No, I am not going to give way. I have been generous in giving way, and I am going to make some progress now.
This is a subsidy that not even oil executives think is necessary. BP’s chief executive, who in November last year said that soaring global commodity prices had made his company a “cash machine”, told shareholders in May that the company’s £18 billion of investment plans were
“not somehow contingent on whether or not there is a windfall tax.”
Yet despite even oil executives questioning its worth, the Government are pushing ahead with this tax break.
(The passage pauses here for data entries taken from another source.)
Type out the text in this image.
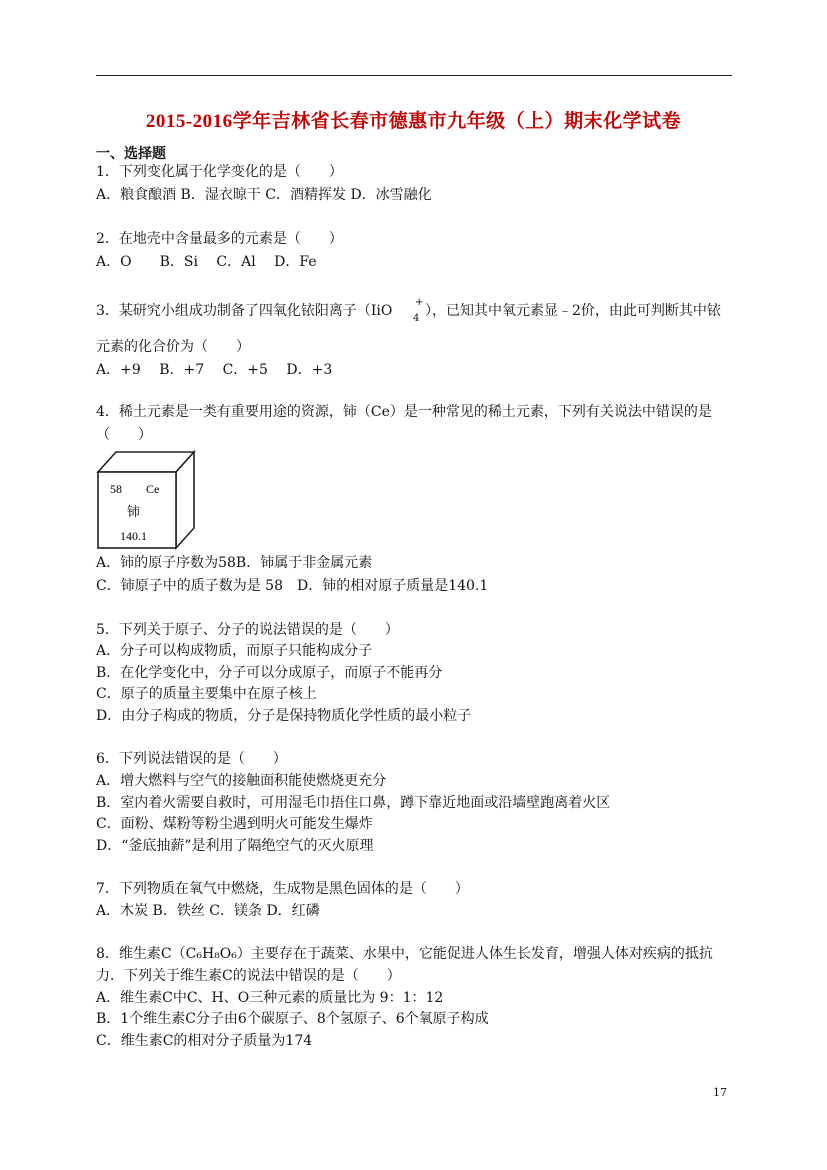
2015-2016学年吉林省长春市德惠市九年级（上）期末化学试卷
一、选择题
1．下列变化属于化学变化的是（　　）
A．粮食酿酒 B．湿衣晾干 C．酒精挥发 D．冰雪融化
2．在地壳中含量最多的元素是（　　）
A．O　　B．Si　 C．Al　 D．Fe
3．某研究小组成功制备了四氧化铱阳离子（IiO
+
4 ），已知其中氧元素显﹣2价，由此可判断其中铱
元素的化合价为（　　）
A．+9　 B．+7　 C．+5　 D．+3
4．稀土元素是一类有重要用途的资源，铈（Ce）是一种常见的稀土元素，下列有关说法中错误的是
（　　）
58 Ce
铈
140.1
A．铈的原子序数为58B．铈属于非金属元素
C．铈原子中的质子数为是 58　D．铈的相对原子质量是140.1
5．下列关于原子、分子的说法错误的是（　　）
A．分子可以构成物质，而原子只能构成分子
B．在化学变化中，分子可以分成原子，而原子不能再分
C．原子的质量主要集中在原子核上
D．由分子构成的物质，分子是保持物质化学性质的最小粒子
6．下列说法错误的是（　　）
A．增大燃料与空气的接触面积能使燃烧更充分
B．室内着火需要自救时，可用湿毛巾捂住口鼻，蹲下靠近地面或沿墙壁跑离着火区
C．面粉、煤粉等粉尘遇到明火可能发生爆炸
D．“釜底抽薪”是利用了隔绝空气的灭火原理
7．下列物质在氧气中燃烧，生成物是黑色固体的是（　　）
A．木炭 B．铁丝 C．镁条 D．红磷
8．维生素C（C₆H₈O₆）主要存在于蔬菜、水果中，它能促进人体生长发育，增强人体对疾病的抵抗
力．下列关于维生素C的说法中错误的是（　　）
A．维生素C中C、H、O三种元素的质量比为 9：1：12
B．1个维生素C分子由6个碳原子、8个氢原子、6个氧原子构成
C．维生素C的相对分子质量为174
17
Our analysis has shown that this means a third or more of any revenue from the new levy could be handed straight back to oil and gas producers.
The truth is that this tax break means that money that is supposed to be helping people struggling with their home energy costs will instead go back to the very oil and gas producers that have been making record profits during the energy crisis. Furthermore, that money will subsidise projects that almost certainly would have happened anyway. There is no requirement in the Bill for investments claiming this tax relief to be additional to what was already planned.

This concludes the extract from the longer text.